One big advantage of Falcon is its combined agent/agentless approach that makes it easier to collect and analyze a lot of data. “Falcon provides a single, unified agent, managed from a single console, using a single backend data lake collecting information across endpoint security and data protection,” said Rajamani.
Falcon’s challenge for IT managers is being able to integrate the new components and for potential customers to share the collected data among the right staff members that have the skills to understand what they are seeing and to act on the alerts.
Threat Hunting Report
The threat report consolidates data from two previously separate threat analysis groups now called the Counter Adversary Operations team and headed by Adam Meyers. As part of the team’s duties, it keeps track of 220 threat actor groups around the world, including the more active state-sponsored attackers from Russia, North Korea, Iran and China.
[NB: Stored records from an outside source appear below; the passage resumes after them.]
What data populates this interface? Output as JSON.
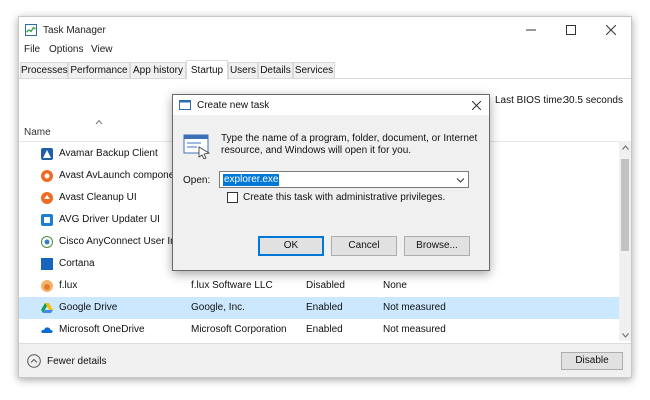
{
  "window": {
    "title": "Task Manager",
    "menu": [
      "File",
      "Options",
      "View"
    ],
    "tabs": [
      "Processes",
      "Performance",
      "App history",
      "Startup",
      "Users",
      "Details",
      "Services"
    ],
    "active_tab": "Startup"
  },
  "bios": {
    "label": "Last BIOS time:",
    "value": "30.5 seconds"
  },
  "columns": {
    "name": "Name"
  },
  "rows": [
    {
      "name": "Avamar Backup Client",
      "publisher": "",
      "status": "",
      "impact": "",
      "icon": "avamar-icon"
    },
    {
      "name": "Avast AvLaunch component",
      "publisher": "",
      "status": "",
      "impact": "",
      "icon": "avast-icon"
    },
    {
      "name": "Avast Cleanup UI",
      "publisher": "",
      "status": "",
      "impact": "",
      "icon": "avast-cleanup-icon"
    },
    {
      "name": "AVG Driver Updater UI",
      "publisher": "",
      "status": "",
      "impact": "",
      "icon": "avg-icon"
    },
    {
      "name": "Cisco AnyConnect User Interface",
      "publisher": "",
      "status": "",
      "impact": "",
      "icon": "cisco-icon"
    },
    {
      "name": "Cortana",
      "publisher": "",
      "status": "",
      "impact": "",
      "icon": "cortana-icon"
    },
    {
      "name": "f.lux",
      "publisher": "f.lux Software LLC",
      "status": "Disabled",
      "impact": "None",
      "icon": "flux-icon"
    },
    {
      "name": "Google Drive",
      "publisher": "Google, Inc.",
      "status": "Enabled",
      "impact": "Not measured",
      "icon": "google-drive-icon"
    },
    {
      "name": "Microsoft OneDrive",
      "publisher": "Microsoft Corporation",
      "status": "Enabled",
      "impact": "Not measured",
      "icon": "onedrive-icon"
    }
  ],
  "selected_row": "Google Drive",
  "footer": {
    "fewer_details": "Fewer details",
    "disable": "Disable"
  },
  "dialog": {
    "title": "Create new task",
    "description": "Type the name of a program, folder, document, or Internet resource, and Windows will open it for you.",
    "open_label": "Open:",
    "open_value": "explorer.exe",
    "admin_label": "Create this task with administrative privileges.",
    "admin_checked": false,
    "ok": "OK",
    "cancel": "Cancel",
    "browse": "Browse..."
  },
  "colors": {
    "accent": "#0078d7",
    "selection": "#cce8ff"
  }
}
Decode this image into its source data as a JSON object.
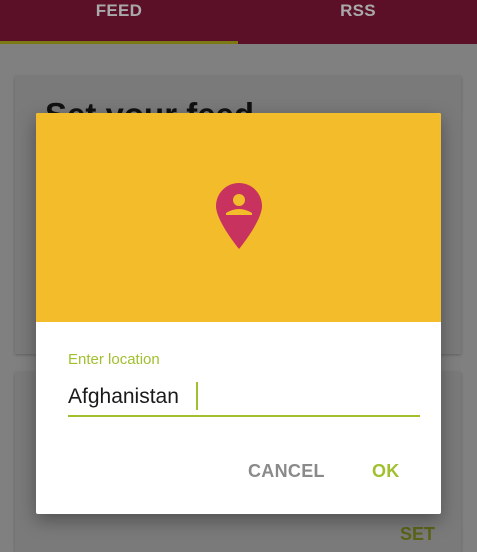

One of the biggest jumps in attack types was seen with kerberoasting attacks. This attack method is nearly a decade old and is so well-known that it has its own MITRE ATT&CK category. Nevertheless, last year CrowdStrike saw a sixfold increase across its network telemetry in this type of attack, with one-sixth of all attacks being attributed to the Russian Vice Spider malware group.
These target the Kerberos authentication protocols, whereby hackers extract encrypted tokens typically of service accounts and subject them to dictionary or brute-force methods to break the encryption. These service accounts have higher privileges that can then be used to compromise an entire Active Directory domain and launch further exploits.
Meyers in a press conference webinar said that the biggest recipient of threats was the vertical segment involving technology-related businesses, as shown in the accompanying graphic. “This is a very lucrative vertical for cyber criminals, and it is targeted because it is force multiplier for supply chain attacks and other espionage techniques,” he said. “There is a continuing huge concern that tech companies will be a target.”
The company also saw a 300% increase in attacks involving remote management tools, and a 147% increase in advertising for access brokers across various dark web forums that it monitors. Finally, it saw attackers getting better at moving quickly to penetrate their targets, shaving five minutes off the average time in last year’s survey of 84 minutes to launch an attack.